Babies born to lupus mothers may also be at risk of developing lupus (neonatal lupus). This is due probably to the passage of abnormal antibodies through the placenta into the fetal blood stream. Neonatal lupus almost always resolves within 4 - 6 months of delivery.

Babies born to lupus mothers may also be at increased risk of being born with an abnormality to the conduction system of the heart muscle. This may or may not be associated with other signs of neonatal lupus and seems to correlate closely with a very specific type of antibody in the other's circulation called the anti-Ro antibody.
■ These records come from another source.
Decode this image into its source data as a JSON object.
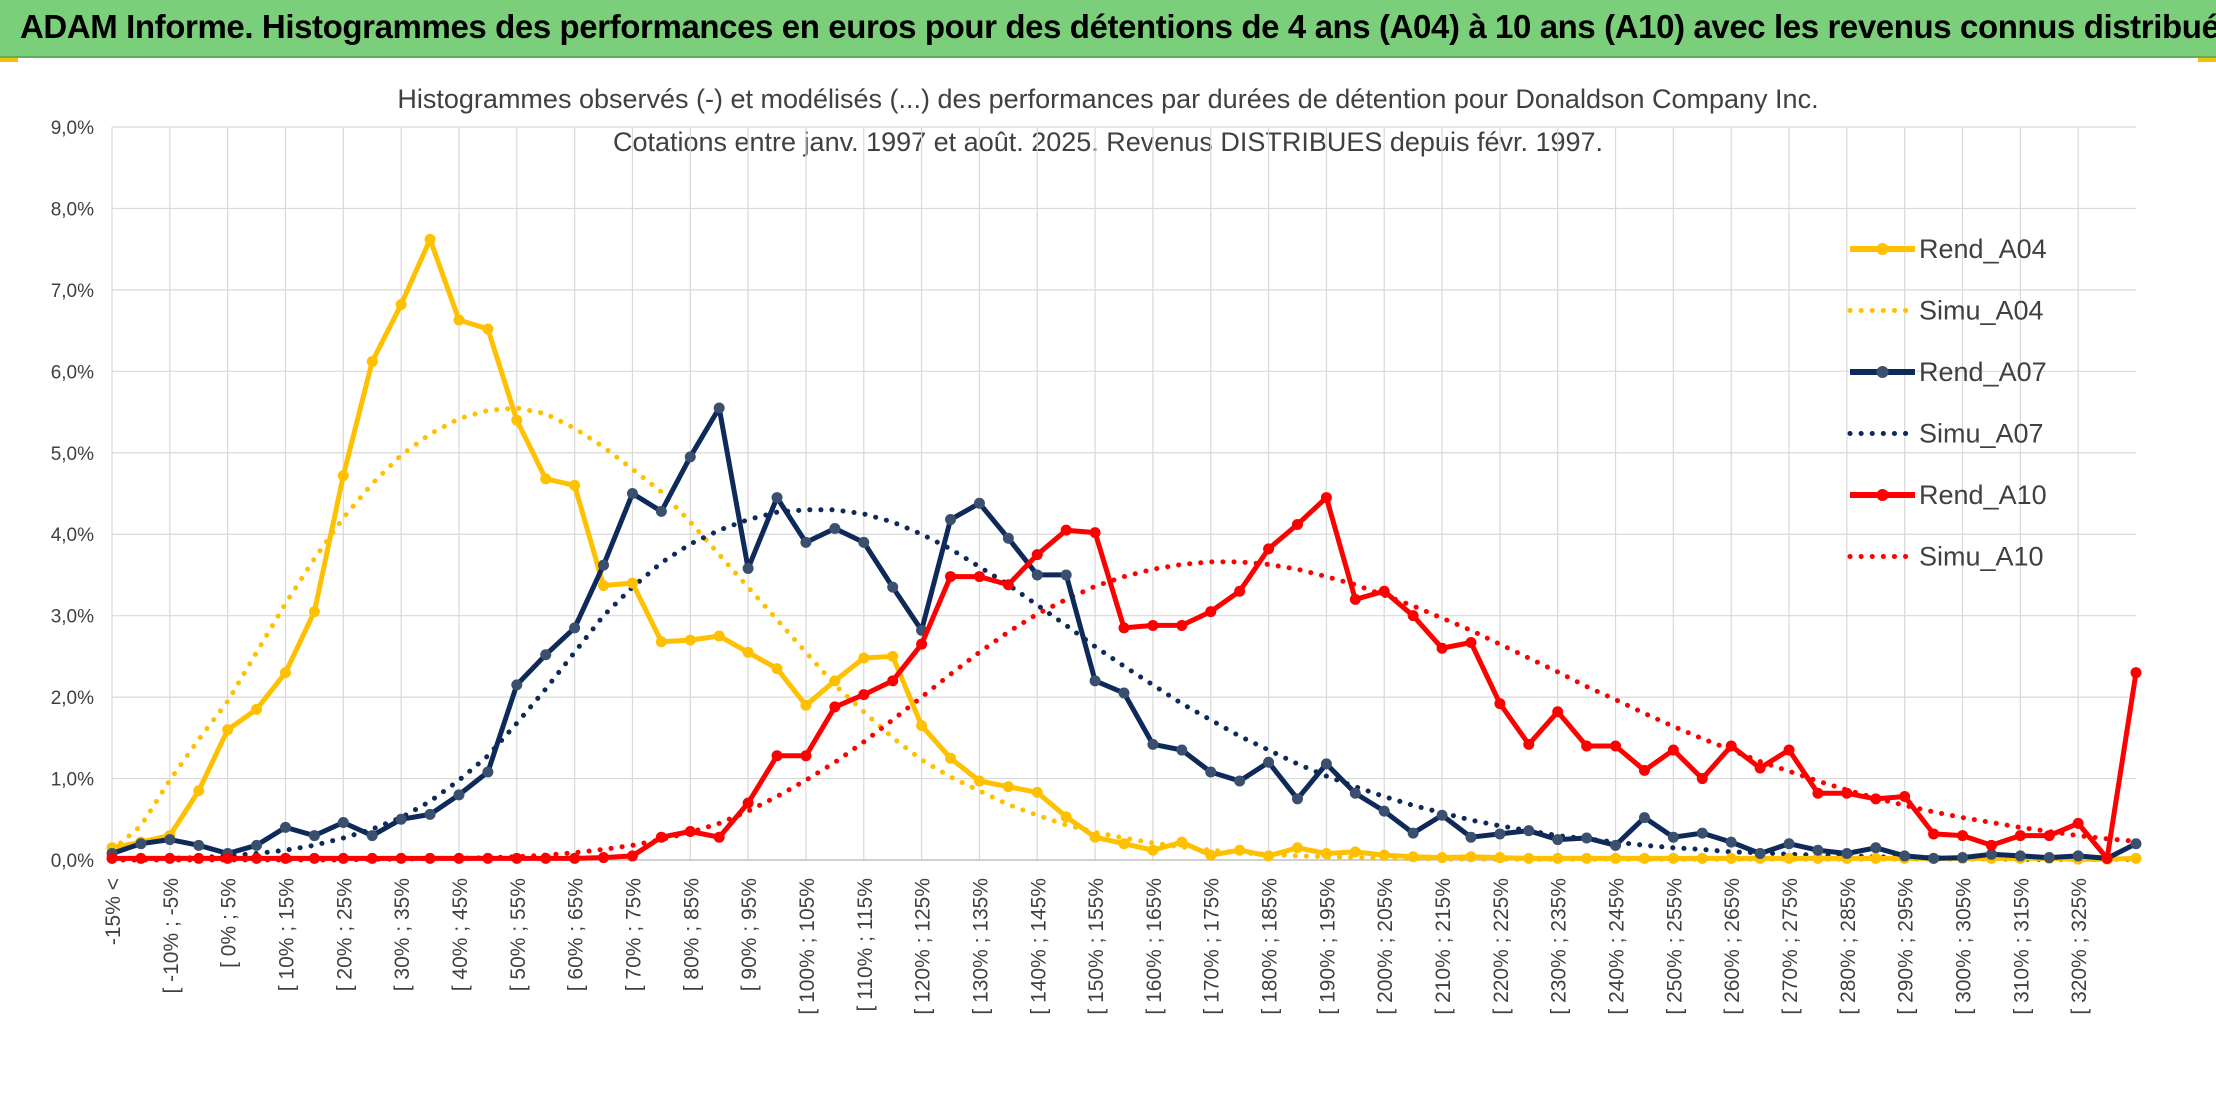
{
  "banner": {
    "title": "ADAM Informe. Histogrammes des performances en euros pour des détentions de 4 ans (A04) à 10 ans (A10) avec les revenus connus distribués"
  },
  "colors": {
    "banner_bg": "#7ccf7a",
    "accent": "#f2c200",
    "a04": "#FFC000",
    "a07": "#0E2A5A",
    "a10": "#FF0000",
    "grid": "#d9d9d9",
    "text": "#404040"
  },
  "chart_data": {
    "type": "line",
    "title": "Histogrammes observés (-) et modélisés (...) des performances par durées de détention pour Donaldson Company Inc.",
    "subtitle": "Cotations entre janv. 1997 et août. 2025. Revenus DISTRIBUES depuis févr. 1997.",
    "xlabel": "",
    "ylabel": "",
    "ylim": [
      0,
      9
    ],
    "y_unit": "%",
    "y_ticks": [
      "0,0%",
      "1,0%",
      "2,0%",
      "3,0%",
      "4,0%",
      "5,0%",
      "6,0%",
      "7,0%",
      "8,0%",
      "9,0%"
    ],
    "grid": true,
    "legend_position": "top-right",
    "x_tick_labels": [
      "-15% <",
      "[ -10% ; -5%",
      "[ 0% ; 5%",
      "[ 10% ; 15%",
      "[ 20% ; 25%",
      "[ 30% ; 35%",
      "[ 40% ; 45%",
      "[ 50% ; 55%",
      "[ 60% ; 65%",
      "[ 70% ; 75%",
      "[ 80% ; 85%",
      "[ 90% ; 95%",
      "[ 100% ; 105%",
      "[ 110% ; 115%",
      "[ 120% ; 125%",
      "[ 130% ; 135%",
      "[ 140% ; 145%",
      "[ 150% ; 155%",
      "[ 160% ; 165%",
      "[ 170% ; 175%",
      "[ 180% ; 185%",
      "[ 190% ; 195%",
      "[ 200% ; 205%",
      "[ 210% ; 215%",
      "[ 220% ; 225%",
      "[ 230% ; 235%",
      "[ 240% ; 245%",
      "[ 250% ; 255%",
      "[ 260% ; 265%",
      "[ 270% ; 275%",
      "[ 280% ; 285%",
      "[ 290% ; 295%",
      "[ 300% ; 305%",
      "[ 310% ; 315%",
      "[ 320% ; 325%"
    ],
    "series": [
      {
        "name": "Rend_A04",
        "style": "solid",
        "color": "#FFC000",
        "values": [
          0.15,
          0.22,
          0.3,
          0.85,
          1.6,
          1.85,
          2.3,
          3.05,
          4.72,
          6.12,
          6.82,
          7.62,
          6.63,
          6.52,
          5.4,
          4.68,
          4.6,
          3.37,
          3.4,
          2.68,
          2.7,
          2.75,
          2.55,
          2.35,
          1.9,
          2.2,
          2.48,
          2.5,
          1.65,
          1.25,
          0.97,
          0.9,
          0.83,
          0.53,
          0.28,
          0.2,
          0.12,
          0.22,
          0.06,
          0.12,
          0.05,
          0.15,
          0.08,
          0.1,
          0.06,
          0.04,
          0.03,
          0.04,
          0.03,
          0.02,
          0.02,
          0.02,
          0.02,
          0.02,
          0.02,
          0.02,
          0.02,
          0.02,
          0.02,
          0.02,
          0.02,
          0.02,
          0.02,
          0.02,
          0.02,
          0.02,
          0.02,
          0.02,
          0.01,
          0.01,
          0.02
        ]
      },
      {
        "name": "Simu_A04",
        "style": "dotted",
        "color": "#FFC000",
        "values": [
          0.12,
          0.42,
          0.98,
          1.48,
          1.95,
          2.55,
          3.15,
          3.7,
          4.2,
          4.62,
          4.97,
          5.23,
          5.42,
          5.52,
          5.55,
          5.48,
          5.3,
          5.07,
          4.8,
          4.52,
          4.15,
          3.75,
          3.35,
          2.95,
          2.55,
          2.15,
          1.82,
          1.5,
          1.23,
          1.02,
          0.85,
          0.68,
          0.55,
          0.43,
          0.34,
          0.27,
          0.21,
          0.16,
          0.12,
          0.09,
          0.07,
          0.05,
          0.04,
          0.03,
          0.02,
          0.02,
          0.01,
          0.01,
          0.01,
          0.01,
          0.01,
          0.01,
          0.01,
          0.01,
          0.01,
          0.01,
          0.01,
          0.01,
          0.01,
          0.01,
          0.01,
          0.01,
          0.01,
          0.01,
          0.01,
          0.01,
          0.01,
          0.01,
          0.01,
          0.01,
          0.01
        ]
      },
      {
        "name": "Rend_A07",
        "style": "solid",
        "color": "#0E2A5A",
        "values": [
          0.08,
          0.2,
          0.25,
          0.18,
          0.08,
          0.18,
          0.4,
          0.3,
          0.46,
          0.3,
          0.5,
          0.56,
          0.8,
          1.08,
          2.15,
          2.52,
          2.85,
          3.62,
          4.5,
          4.28,
          4.95,
          5.55,
          3.58,
          4.45,
          3.9,
          4.07,
          3.9,
          3.35,
          2.82,
          4.18,
          4.38,
          3.95,
          3.5,
          3.5,
          2.2,
          2.05,
          1.42,
          1.35,
          1.08,
          0.97,
          1.2,
          0.75,
          1.18,
          0.82,
          0.6,
          0.33,
          0.55,
          0.28,
          0.32,
          0.36,
          0.25,
          0.27,
          0.18,
          0.52,
          0.28,
          0.33,
          0.22,
          0.08,
          0.2,
          0.12,
          0.08,
          0.15,
          0.05,
          0.02,
          0.03,
          0.07,
          0.05,
          0.03,
          0.05,
          0.02,
          0.2
        ]
      },
      {
        "name": "Simu_A07",
        "style": "dotted",
        "color": "#0E2A5A",
        "values": [
          0.0,
          0.0,
          0.02,
          0.03,
          0.05,
          0.08,
          0.12,
          0.18,
          0.27,
          0.38,
          0.52,
          0.72,
          0.98,
          1.28,
          1.68,
          2.1,
          2.55,
          3.0,
          3.35,
          3.65,
          3.88,
          4.05,
          4.18,
          4.27,
          4.3,
          4.3,
          4.25,
          4.15,
          4.0,
          3.82,
          3.6,
          3.38,
          3.13,
          2.88,
          2.62,
          2.38,
          2.15,
          1.92,
          1.72,
          1.52,
          1.35,
          1.18,
          1.03,
          0.9,
          0.78,
          0.67,
          0.58,
          0.49,
          0.42,
          0.36,
          0.3,
          0.26,
          0.22,
          0.18,
          0.15,
          0.13,
          0.1,
          0.09,
          0.07,
          0.06,
          0.05,
          0.04,
          0.03,
          0.03,
          0.02,
          0.02,
          0.01,
          0.01,
          0.01,
          0.01,
          0.01
        ]
      },
      {
        "name": "Rend_A10",
        "style": "solid",
        "color": "#FF0000",
        "values": [
          0.02,
          0.02,
          0.02,
          0.02,
          0.02,
          0.02,
          0.02,
          0.02,
          0.02,
          0.02,
          0.02,
          0.02,
          0.02,
          0.02,
          0.02,
          0.02,
          0.02,
          0.03,
          0.05,
          0.28,
          0.35,
          0.28,
          0.7,
          1.28,
          1.28,
          1.88,
          2.03,
          2.2,
          2.65,
          3.48,
          3.48,
          3.38,
          3.75,
          4.05,
          4.02,
          2.85,
          2.88,
          2.88,
          3.05,
          3.3,
          3.82,
          4.12,
          4.45,
          3.2,
          3.3,
          3.0,
          2.6,
          2.67,
          1.92,
          1.42,
          1.82,
          1.4,
          1.4,
          1.1,
          1.35,
          1.0,
          1.4,
          1.13,
          1.35,
          0.82,
          0.82,
          0.75,
          0.78,
          0.32,
          0.3,
          0.18,
          0.3,
          0.3,
          0.45,
          0.02,
          2.3
        ]
      },
      {
        "name": "Simu_A10",
        "style": "dotted",
        "color": "#FF0000",
        "values": [
          0.0,
          0.0,
          0.0,
          0.0,
          0.0,
          0.0,
          0.0,
          0.0,
          0.0,
          0.01,
          0.01,
          0.02,
          0.02,
          0.03,
          0.04,
          0.06,
          0.09,
          0.13,
          0.18,
          0.25,
          0.34,
          0.45,
          0.6,
          0.78,
          0.98,
          1.2,
          1.45,
          1.72,
          2.0,
          2.28,
          2.55,
          2.8,
          3.02,
          3.2,
          3.36,
          3.48,
          3.57,
          3.63,
          3.66,
          3.66,
          3.63,
          3.57,
          3.48,
          3.38,
          3.25,
          3.12,
          2.97,
          2.82,
          2.65,
          2.48,
          2.31,
          2.13,
          1.97,
          1.8,
          1.64,
          1.49,
          1.35,
          1.21,
          1.09,
          0.97,
          0.86,
          0.76,
          0.67,
          0.59,
          0.52,
          0.46,
          0.4,
          0.35,
          0.3,
          0.26,
          0.23
        ]
      }
    ]
  }
}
Although there is no specific cure for SLE, there is much room for optimism. Patients are now being identified far earlier and therapy, if necessary, is generally more effective. Moreover, as physicians have gained experience with the disease and it's management, many of the past complications which often as not arose from overzealous treatment can now be avoided. More importantly, fundamental advances are being made in the understanding of the specific immune abnormalities in SLE, which undoubtedly will lead to steady improvements both in the management and the overall prognosis.

Table 1 - 1982 Revised ARA Criteria for Classifications of SLE*

  1. Butterfly rash
  2. Discoid rash
  3. Sun sensitive rash
  4. Mouth ulcers
  5. Arthritis
  6. Pleuritis / Pericaritis
  7. Kidney disorder
  8. Brain or nerve disorder
  9. Blood disorder
  10. Presence's of one or more antibodies to various tissues
  11. Presence of anti-nuclear antibodies (ANA)

* For the purpose of identifying patients, a person shall be said to have SLE if any 4 or more of the 11 criteria are present serially or simultaneously.